Num sábado á noite, em meados de 2004, estava meio entediada, deitada no sofá, peguei o controle da televisão e comecei a trocar os canais.
Quando estava na Band, passou o programa da Preta Gil com o quadro "Caixa Preta". Foi ali que tive a ideia de sobre as minha lembranças.
Lembrei que também tenho minha caixa preta, meu baú, onde guardo minhas coisas. Tenho coisas tristes, alegres, ensinamentos, coisas que gostaria de esquecer.
Gosto de dar uma olhadinha de vez enquando no meu baú, me sinto feliz, pois tenho uma história, uma trajetória.
Sempre que me deparo com este baú, vejo o quanto cresci, amadureci.
E esses guardados são para ficar exatamente assim, no baú, fechado, só para eu olhar de vez enquando.
Não quero retroceder e sim, avançar, prosseguir, continuar minha história ...
Lembro-me quando criança, passava alguns períodos na casa da minha avó materna, no sítio.
Ela era uma mulher pequena, mas muito forte.
Passava o dia inteiro costurando, fazendo reparos de costura.

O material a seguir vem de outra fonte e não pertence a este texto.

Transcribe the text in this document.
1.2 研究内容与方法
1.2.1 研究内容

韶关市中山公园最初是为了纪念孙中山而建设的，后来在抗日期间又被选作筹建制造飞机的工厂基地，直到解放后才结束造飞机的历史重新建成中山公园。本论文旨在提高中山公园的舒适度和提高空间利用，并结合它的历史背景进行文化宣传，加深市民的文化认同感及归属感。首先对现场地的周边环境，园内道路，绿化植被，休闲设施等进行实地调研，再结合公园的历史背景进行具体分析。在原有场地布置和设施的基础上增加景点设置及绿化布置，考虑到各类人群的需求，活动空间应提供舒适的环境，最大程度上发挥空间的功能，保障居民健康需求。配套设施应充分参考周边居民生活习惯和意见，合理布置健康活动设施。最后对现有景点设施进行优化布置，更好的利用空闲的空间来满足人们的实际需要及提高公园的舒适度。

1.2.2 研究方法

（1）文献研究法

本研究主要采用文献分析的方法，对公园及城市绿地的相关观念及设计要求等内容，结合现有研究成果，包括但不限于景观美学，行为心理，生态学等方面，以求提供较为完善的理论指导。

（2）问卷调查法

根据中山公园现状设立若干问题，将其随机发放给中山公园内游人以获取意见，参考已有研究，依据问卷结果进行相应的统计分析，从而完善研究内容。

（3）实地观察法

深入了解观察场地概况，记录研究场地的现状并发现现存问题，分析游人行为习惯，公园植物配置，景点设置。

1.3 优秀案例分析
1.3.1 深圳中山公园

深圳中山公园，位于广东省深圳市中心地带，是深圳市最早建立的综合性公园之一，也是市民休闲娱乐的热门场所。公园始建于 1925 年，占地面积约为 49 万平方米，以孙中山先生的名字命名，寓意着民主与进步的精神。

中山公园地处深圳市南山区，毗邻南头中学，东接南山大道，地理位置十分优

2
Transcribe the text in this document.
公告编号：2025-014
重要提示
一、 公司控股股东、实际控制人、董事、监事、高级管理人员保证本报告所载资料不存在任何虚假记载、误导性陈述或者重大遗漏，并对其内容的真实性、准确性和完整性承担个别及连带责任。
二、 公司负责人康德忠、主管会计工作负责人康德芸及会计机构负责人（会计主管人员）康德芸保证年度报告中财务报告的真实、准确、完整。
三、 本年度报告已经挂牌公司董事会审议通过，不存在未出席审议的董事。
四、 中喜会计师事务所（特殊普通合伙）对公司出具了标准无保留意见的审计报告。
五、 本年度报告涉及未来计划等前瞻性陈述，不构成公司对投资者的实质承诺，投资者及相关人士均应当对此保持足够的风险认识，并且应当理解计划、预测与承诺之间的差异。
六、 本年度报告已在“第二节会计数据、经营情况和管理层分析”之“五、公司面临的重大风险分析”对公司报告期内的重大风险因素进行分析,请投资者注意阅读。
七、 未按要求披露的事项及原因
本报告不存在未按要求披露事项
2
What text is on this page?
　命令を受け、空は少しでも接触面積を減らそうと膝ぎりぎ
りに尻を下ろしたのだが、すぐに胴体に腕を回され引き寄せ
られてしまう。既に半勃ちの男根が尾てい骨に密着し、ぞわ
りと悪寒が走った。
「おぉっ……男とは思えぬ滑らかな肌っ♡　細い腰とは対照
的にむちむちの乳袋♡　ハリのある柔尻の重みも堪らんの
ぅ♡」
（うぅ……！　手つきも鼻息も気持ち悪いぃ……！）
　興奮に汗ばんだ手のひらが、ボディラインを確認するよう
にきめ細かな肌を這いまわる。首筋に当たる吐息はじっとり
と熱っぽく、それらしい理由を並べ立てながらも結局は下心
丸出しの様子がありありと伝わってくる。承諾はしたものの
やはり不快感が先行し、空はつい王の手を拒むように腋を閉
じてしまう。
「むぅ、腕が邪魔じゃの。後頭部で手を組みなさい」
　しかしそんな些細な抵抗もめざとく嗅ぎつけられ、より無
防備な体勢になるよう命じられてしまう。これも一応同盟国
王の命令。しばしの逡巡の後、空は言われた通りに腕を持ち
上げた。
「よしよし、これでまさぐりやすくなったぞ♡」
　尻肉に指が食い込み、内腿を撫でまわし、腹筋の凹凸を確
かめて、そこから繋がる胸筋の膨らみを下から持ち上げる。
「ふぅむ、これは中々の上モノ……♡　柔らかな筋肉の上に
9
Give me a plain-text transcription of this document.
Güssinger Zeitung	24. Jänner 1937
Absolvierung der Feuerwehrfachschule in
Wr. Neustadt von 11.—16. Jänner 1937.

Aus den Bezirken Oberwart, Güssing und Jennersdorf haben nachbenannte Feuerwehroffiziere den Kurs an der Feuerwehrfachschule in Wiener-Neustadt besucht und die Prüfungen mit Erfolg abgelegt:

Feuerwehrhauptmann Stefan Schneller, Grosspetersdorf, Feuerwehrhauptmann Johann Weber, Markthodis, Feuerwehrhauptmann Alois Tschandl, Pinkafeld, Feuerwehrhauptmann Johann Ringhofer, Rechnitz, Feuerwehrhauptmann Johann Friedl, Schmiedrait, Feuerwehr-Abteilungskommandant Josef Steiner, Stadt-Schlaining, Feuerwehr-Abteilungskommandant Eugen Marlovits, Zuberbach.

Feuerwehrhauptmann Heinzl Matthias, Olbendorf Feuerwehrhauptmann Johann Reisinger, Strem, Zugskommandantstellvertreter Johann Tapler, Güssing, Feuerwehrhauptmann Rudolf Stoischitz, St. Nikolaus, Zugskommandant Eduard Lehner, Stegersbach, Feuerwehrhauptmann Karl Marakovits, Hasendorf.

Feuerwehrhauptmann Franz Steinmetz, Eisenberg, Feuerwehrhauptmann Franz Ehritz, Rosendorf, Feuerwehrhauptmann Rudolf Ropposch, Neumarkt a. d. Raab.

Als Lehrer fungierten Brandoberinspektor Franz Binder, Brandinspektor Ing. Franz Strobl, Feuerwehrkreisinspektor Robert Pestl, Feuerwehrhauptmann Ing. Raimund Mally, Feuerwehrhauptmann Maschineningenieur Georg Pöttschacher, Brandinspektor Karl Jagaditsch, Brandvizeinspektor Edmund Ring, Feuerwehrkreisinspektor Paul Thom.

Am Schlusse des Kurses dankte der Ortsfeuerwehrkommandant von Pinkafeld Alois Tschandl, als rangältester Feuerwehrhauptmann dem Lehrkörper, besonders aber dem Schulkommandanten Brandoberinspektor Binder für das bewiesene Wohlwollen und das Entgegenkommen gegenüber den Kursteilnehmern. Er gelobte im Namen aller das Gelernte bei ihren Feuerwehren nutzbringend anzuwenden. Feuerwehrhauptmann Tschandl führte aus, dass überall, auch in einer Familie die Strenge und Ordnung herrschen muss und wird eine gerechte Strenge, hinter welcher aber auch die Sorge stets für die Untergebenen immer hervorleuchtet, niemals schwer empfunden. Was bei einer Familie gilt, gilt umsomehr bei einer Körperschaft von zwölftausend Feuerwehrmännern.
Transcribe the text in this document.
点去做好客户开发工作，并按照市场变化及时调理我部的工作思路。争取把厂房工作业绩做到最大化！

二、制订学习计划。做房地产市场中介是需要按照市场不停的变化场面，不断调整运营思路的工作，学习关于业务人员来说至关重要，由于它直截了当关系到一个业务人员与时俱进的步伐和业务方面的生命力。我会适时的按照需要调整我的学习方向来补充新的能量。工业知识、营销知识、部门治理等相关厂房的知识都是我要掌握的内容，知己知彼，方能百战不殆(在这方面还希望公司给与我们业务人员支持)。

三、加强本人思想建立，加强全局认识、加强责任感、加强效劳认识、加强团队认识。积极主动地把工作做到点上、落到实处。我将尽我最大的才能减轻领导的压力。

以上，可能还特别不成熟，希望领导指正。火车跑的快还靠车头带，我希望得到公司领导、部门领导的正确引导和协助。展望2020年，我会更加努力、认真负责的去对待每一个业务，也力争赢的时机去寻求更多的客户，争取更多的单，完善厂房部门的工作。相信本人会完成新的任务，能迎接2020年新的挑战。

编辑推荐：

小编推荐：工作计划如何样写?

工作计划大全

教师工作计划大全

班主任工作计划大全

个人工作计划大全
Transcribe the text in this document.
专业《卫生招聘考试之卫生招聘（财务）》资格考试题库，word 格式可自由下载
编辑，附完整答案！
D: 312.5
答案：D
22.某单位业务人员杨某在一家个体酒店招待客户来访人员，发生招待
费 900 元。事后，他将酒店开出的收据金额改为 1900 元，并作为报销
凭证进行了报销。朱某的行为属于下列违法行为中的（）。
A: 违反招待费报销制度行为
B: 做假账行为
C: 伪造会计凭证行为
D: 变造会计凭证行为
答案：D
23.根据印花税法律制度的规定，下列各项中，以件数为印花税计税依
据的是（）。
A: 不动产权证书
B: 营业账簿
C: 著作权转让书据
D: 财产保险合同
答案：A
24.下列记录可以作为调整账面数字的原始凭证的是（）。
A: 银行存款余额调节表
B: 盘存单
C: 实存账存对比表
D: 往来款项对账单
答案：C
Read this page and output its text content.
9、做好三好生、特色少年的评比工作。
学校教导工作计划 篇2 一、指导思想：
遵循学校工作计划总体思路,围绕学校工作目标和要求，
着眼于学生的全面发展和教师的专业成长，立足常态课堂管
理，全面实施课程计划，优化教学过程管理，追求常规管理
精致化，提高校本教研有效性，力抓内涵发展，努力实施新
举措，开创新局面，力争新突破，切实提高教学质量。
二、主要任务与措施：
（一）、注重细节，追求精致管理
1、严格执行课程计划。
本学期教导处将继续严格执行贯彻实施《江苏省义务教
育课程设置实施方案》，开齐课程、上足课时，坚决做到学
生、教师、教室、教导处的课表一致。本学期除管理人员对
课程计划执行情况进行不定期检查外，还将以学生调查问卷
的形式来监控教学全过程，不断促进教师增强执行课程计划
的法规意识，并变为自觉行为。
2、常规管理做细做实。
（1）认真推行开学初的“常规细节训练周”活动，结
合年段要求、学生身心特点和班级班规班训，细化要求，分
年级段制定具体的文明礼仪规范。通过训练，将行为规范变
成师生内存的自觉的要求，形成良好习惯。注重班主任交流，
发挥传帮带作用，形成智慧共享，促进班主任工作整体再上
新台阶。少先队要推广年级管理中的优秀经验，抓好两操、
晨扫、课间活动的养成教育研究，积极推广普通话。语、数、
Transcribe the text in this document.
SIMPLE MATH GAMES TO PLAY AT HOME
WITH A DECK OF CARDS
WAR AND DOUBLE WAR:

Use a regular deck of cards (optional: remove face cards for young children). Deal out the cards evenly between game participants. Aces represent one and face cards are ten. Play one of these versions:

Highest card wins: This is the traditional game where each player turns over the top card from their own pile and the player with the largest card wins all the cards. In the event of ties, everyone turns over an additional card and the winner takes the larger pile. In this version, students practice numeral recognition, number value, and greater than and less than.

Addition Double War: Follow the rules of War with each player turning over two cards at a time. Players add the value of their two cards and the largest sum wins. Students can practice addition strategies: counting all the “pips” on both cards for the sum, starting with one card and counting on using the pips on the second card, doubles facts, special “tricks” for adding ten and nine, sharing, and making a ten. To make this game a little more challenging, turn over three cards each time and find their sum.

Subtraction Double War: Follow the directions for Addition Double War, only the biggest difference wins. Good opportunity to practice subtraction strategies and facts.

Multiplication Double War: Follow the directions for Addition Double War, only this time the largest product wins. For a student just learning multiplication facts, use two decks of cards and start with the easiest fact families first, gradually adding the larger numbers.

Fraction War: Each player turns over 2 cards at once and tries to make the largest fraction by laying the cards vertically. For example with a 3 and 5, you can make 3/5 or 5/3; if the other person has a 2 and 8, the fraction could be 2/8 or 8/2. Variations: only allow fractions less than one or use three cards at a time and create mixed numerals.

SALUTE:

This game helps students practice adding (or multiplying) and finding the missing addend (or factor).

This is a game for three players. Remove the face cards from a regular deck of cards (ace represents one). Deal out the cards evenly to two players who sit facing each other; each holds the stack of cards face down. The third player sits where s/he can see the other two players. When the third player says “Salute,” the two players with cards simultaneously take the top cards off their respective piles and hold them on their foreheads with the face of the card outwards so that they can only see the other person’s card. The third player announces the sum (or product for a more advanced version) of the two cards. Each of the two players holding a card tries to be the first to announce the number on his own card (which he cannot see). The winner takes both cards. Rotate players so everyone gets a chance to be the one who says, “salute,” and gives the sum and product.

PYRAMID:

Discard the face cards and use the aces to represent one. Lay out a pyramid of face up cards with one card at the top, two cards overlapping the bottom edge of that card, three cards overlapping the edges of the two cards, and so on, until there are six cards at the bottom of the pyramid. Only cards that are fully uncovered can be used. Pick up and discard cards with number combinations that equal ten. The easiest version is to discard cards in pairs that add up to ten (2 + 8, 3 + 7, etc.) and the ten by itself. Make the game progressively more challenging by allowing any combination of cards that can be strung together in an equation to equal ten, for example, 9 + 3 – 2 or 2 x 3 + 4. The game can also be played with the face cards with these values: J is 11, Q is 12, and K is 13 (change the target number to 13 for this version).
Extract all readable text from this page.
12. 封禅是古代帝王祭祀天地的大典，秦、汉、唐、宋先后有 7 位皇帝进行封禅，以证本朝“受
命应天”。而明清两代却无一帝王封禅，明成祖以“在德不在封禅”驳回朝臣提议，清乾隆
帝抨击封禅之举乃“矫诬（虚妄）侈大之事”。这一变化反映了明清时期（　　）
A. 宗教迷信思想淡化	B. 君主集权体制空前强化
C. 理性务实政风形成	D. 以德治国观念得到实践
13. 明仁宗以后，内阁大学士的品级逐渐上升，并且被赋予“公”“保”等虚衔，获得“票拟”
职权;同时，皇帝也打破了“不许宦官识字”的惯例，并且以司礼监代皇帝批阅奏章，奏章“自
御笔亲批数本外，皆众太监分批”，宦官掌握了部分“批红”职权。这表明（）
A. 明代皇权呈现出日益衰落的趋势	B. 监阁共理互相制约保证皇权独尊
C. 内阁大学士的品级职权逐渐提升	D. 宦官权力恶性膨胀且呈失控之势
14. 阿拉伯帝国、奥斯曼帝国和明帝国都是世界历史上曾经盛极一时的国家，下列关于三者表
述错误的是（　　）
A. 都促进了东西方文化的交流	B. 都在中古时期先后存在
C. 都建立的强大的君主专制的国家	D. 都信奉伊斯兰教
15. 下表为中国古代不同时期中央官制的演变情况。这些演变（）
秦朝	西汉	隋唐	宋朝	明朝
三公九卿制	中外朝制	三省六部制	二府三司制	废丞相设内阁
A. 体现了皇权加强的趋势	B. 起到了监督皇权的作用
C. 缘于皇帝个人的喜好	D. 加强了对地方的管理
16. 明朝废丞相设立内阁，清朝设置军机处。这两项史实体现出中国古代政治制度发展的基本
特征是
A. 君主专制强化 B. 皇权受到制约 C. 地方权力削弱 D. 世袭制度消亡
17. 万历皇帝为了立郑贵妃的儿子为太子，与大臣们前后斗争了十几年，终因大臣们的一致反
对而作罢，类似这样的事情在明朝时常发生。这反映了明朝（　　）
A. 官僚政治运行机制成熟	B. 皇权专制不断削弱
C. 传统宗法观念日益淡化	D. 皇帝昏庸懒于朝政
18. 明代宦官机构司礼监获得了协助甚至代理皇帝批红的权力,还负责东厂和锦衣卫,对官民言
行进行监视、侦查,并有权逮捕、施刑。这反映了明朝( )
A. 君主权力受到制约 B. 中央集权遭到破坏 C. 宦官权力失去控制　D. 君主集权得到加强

Era ótima costureira.
Ela tinha o cabelo liso, bem branquinho, que amarrava em um coque baixo.
Ela era linda.
Minha avó não era muito comunicativa, mas cuidava das pessoas, dos bichos, das plantas.
Cuidava de tudo que havia na propriedade com muito zelo.
Lembro que ela ficou doente, teve um derrame, mas mesmo assim não parava.
Ela tinha a boca levemente torta por conta do derrame.
Em dias de chuva, como ela não podia ir trabalhar na roça ela sentava numa cadeira de palha e eu ficava lá olhando ela costurar, eu adorava esses momentos, esses dias chuvosos.
Eu ficava perto dela, sentindo o cheiro de limpeza da casa, o chão de tábuas bem branquinho.
Nesses dias de chuva também, ela me dava leite morno recém tirado da vaca, com pão caseiro com melado e mate doce.
No quintal, jogávamos milho no terreiro pras galinhas.
Minha avó se chamava Júlia.
O mesmo nome da minha filha.
E hoje, o nome e a história delas vive em mim.
Fico imaginando quando mais tarde, na minha velhice, quando olhar para minha história de vida, espero estar lúcida, cheia de vida, com muitas histórias ricas da minha meninice.